LHCでの「神の粒子」発見への協力者、募集中!

LHCでの「神の粒子」発見への協力者、募集中! 1

地球上最大の粒子加速器・大型ハドロン衝突型加速器(LHC)を使って「神の粒子」と呼ばれるヒッグス粒子の発見を目指しているCERN(欧州原子核研究機構)が、協力者を求めています。ある程度パワーのあるコンピューターを持っている人なら、誰でも参加可能です。

このたびCERNは、多数のマシンから計算能力をクラウドソースして仮想スーパーコンピューターを作れるプラットフォームBOINCを利用してLHC@Home 2.0のプロジェクトを開始しました。参加を希望する人は、ここからダウンロードできるふたつのソフトウェアをインストールすれば、コンピューターの余分な計算能力がCERNが理論上の物理モデルに沿ってデータをシミュレーションする際に使われるようになります。研究者の方々がこのプロジェクトで処理されたデータと従来のLHCでの実験データを比較することで探索の範囲を絞りこむことができ、神の粒子の発見を早めることをねらいとしています。

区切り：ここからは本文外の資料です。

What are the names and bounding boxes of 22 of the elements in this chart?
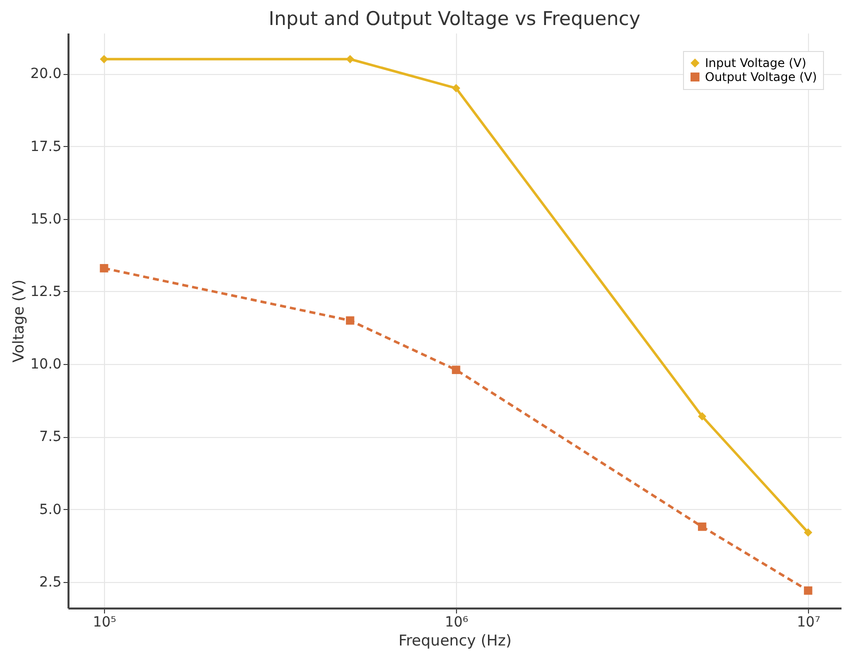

これまでも「LHC@Home」プロジェクトは行われていたのですが、それは物理学コミュニティにいる選ばれた少数の人たちだけが、その強力なマシンパワーを提供することで参加できるというものでした。でも今は、平均的な新しいパソコンでもCERNが行っているシミュレーションを処理する能力を持っています。LHC@Homeではシステム要件を最低512MBのRAM9GBのハードディスク空き容量としています。

なお、BOINCのプラットフォームは、従来もがんの治療地球外生命体の発見の目的などで活用されてきましたが、今回は物理学最大の謎のひとつの解明に役立てられようとしています。

日本では節電の折ではありますが、設定もいろいろ可能なようなので、夜間とか指定で参加するのもいいかもしれませんね。